The evaluation report provides side-by-side metrics for both models and the improvement percentages:

=== Teacher-Student Evaluation ===
Dataset: Invoice Test Set
Model(s): Student: gpt-4o-mini, Teacher: gpt-4o
Timestamp: 2024-06-01T12:34:56.789012

=== Student Model Metrics ===
Documents tested: 50
Document accuracy: 75.00%
Schema validation rate: 92.00%
Average precision: 85.50%
Average recall: 82.00%
Average F1 score: 83.70%
Average execution time: 1.85s

=== Teacher Model Metrics ===
Document accuracy: 94.00%
Schema validation rate: 100.00%
Average precision: 96.50%
Average recall: 95.00%
Average F1 score: 95.74%
Average execution time: 3.25s

=== Comparison Metrics ===
Document accuracy improvement: 25.33%
Execution time ratio (teacher/student): 1.76x

=== Field-Level Improvements ===
invoice_number:
  Student F1: 92.00%
  Teacher F1: 98.00%
  Improvement: 6.52%
date:
  Student F1: 88.00%
  Teacher F1: 96.00%
  Improvement: 9.09%
total_amount:
  Student F1: 78.00%
  Teacher F1: 94.00%
  Improvement: 20.51%
...

Advanced Configuration

You can configure different settings for the student and teacher models:

evaluator = TeacherStudentEvaluator(
    student_extractor=student_extractor,
    teacher_extractor=teacher_extractor,
    response_model=InvoiceContract,
    student_vision=False,
    teacher_vision=True, # Enable vision only for teacher
    student_content="Extract the basic invoice details.",
    teacher_content="Extract all invoice details with high precision."
)

Cost-Benefit Analysis

The teacher-student approach helps you make informed decisions about model selection by quantifying the performance gains relative to the additional cost and processing time of more capable models.

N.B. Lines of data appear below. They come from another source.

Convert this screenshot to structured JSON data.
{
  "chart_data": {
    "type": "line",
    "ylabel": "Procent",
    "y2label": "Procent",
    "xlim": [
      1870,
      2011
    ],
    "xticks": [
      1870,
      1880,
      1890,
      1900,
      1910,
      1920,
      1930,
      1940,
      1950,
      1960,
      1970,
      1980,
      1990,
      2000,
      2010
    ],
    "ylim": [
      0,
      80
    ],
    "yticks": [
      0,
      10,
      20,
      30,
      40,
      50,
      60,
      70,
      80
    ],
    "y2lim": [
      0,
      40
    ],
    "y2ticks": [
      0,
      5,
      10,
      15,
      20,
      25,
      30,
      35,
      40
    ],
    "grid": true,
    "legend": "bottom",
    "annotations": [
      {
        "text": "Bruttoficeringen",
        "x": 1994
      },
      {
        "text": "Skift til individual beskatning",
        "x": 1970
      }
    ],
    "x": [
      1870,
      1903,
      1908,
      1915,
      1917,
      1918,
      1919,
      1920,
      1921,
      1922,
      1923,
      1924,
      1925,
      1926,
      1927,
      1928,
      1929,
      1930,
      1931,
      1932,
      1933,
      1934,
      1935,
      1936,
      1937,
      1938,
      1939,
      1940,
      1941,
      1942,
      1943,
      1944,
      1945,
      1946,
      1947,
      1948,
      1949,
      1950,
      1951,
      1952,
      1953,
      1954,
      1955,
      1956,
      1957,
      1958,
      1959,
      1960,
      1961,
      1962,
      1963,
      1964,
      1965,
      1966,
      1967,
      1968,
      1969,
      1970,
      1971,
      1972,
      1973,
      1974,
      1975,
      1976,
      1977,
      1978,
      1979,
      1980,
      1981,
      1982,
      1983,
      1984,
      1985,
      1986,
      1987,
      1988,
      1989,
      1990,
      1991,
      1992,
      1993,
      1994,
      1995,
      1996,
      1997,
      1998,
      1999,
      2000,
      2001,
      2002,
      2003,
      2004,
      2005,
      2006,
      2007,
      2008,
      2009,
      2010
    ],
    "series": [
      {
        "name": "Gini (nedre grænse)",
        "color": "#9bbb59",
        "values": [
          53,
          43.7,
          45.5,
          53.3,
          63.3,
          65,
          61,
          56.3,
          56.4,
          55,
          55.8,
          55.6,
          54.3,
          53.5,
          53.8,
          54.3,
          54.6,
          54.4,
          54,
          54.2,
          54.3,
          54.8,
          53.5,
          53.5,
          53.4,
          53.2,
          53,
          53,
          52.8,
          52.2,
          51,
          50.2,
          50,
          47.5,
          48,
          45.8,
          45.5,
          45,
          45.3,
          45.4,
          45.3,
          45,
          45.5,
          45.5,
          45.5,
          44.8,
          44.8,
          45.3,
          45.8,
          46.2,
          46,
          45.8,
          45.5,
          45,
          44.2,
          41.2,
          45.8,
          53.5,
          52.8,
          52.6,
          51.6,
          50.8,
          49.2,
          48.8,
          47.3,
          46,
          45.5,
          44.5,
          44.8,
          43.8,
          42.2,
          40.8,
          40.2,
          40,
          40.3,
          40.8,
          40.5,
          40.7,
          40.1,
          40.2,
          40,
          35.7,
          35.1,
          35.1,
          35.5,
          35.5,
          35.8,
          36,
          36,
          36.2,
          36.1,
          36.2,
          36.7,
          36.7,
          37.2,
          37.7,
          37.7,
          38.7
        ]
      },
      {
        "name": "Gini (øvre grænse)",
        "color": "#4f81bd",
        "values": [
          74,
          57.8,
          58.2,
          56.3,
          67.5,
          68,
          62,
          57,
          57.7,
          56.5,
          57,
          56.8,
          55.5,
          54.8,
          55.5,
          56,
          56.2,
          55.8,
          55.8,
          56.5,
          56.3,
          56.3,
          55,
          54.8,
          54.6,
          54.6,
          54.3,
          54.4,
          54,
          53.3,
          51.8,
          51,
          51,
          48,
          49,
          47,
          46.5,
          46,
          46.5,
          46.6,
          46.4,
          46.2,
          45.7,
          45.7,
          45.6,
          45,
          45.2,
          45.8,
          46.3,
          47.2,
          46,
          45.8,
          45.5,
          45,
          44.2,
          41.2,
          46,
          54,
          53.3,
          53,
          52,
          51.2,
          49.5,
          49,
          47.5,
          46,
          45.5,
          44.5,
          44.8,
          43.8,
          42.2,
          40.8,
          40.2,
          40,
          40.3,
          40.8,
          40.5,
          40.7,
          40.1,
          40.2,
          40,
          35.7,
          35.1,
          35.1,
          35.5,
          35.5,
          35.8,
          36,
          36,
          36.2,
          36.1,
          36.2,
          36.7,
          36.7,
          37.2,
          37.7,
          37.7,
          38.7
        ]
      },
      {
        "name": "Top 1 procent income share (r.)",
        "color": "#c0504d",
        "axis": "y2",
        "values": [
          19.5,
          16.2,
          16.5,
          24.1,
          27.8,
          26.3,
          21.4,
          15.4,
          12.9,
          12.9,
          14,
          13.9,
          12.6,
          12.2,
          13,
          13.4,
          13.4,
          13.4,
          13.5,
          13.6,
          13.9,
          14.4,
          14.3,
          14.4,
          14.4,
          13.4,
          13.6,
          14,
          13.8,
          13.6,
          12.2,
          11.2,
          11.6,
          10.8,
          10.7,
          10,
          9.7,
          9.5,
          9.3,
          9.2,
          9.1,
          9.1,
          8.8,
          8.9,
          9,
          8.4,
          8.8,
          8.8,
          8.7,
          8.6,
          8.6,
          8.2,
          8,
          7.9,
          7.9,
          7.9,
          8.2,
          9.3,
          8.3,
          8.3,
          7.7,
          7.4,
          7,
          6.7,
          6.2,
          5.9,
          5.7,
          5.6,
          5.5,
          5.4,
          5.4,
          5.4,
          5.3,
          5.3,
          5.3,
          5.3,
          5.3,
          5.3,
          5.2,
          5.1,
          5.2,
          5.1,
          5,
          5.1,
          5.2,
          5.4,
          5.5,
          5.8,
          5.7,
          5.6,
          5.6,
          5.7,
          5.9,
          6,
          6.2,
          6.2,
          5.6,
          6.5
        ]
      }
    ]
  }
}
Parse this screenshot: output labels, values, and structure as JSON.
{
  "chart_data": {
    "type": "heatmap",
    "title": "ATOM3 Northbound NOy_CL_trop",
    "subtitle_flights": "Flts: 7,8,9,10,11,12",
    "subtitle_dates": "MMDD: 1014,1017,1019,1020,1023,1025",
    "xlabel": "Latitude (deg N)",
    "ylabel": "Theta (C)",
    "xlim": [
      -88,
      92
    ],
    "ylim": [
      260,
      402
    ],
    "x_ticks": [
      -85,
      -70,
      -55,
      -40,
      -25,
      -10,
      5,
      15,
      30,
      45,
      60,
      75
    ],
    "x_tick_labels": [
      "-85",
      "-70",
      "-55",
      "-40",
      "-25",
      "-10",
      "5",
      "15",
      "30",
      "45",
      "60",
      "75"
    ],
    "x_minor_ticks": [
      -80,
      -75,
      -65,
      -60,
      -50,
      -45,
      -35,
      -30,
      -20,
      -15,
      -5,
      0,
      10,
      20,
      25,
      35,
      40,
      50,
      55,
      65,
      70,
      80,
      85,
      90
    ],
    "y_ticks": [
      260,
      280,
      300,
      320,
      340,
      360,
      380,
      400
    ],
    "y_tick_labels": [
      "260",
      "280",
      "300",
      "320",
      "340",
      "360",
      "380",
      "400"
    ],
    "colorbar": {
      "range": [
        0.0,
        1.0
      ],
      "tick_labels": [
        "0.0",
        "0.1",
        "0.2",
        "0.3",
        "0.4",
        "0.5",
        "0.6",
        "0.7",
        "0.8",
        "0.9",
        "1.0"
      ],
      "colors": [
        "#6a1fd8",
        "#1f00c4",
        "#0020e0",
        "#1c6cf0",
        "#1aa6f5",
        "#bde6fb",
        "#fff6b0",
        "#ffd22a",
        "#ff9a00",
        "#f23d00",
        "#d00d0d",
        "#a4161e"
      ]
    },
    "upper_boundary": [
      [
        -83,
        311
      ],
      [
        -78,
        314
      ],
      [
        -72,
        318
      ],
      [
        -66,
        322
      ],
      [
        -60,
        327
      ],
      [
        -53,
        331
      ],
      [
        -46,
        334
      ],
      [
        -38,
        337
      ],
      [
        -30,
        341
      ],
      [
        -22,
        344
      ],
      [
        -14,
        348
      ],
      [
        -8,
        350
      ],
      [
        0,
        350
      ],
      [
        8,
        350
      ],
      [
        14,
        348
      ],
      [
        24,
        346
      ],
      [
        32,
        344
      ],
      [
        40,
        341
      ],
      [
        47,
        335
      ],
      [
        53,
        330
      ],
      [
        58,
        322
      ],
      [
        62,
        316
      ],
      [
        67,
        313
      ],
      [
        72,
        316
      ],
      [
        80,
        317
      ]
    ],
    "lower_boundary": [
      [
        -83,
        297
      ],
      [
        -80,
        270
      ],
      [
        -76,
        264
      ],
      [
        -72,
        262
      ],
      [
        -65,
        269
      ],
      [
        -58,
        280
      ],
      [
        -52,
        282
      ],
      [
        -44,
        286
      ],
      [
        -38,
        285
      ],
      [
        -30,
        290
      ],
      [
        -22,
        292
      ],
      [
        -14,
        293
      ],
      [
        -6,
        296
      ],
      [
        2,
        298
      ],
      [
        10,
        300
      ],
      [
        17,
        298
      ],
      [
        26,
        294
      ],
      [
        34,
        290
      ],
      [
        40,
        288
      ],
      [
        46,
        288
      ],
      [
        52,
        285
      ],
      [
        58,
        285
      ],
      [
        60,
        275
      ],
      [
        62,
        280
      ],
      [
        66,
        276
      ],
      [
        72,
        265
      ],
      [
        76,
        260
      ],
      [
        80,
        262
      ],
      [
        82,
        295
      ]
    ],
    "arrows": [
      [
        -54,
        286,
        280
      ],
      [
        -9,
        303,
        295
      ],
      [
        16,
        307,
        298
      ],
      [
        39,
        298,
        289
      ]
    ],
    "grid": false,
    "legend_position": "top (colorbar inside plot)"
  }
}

Consider the following when interpreting results: - Is the accuracy improvement worth the increased cost? - Are there specific fields that benefit more from the teacher model? - Would a different document loader provide better results without increasing model costs? - Can you tailor prompts to close the gap between student and teacher performance?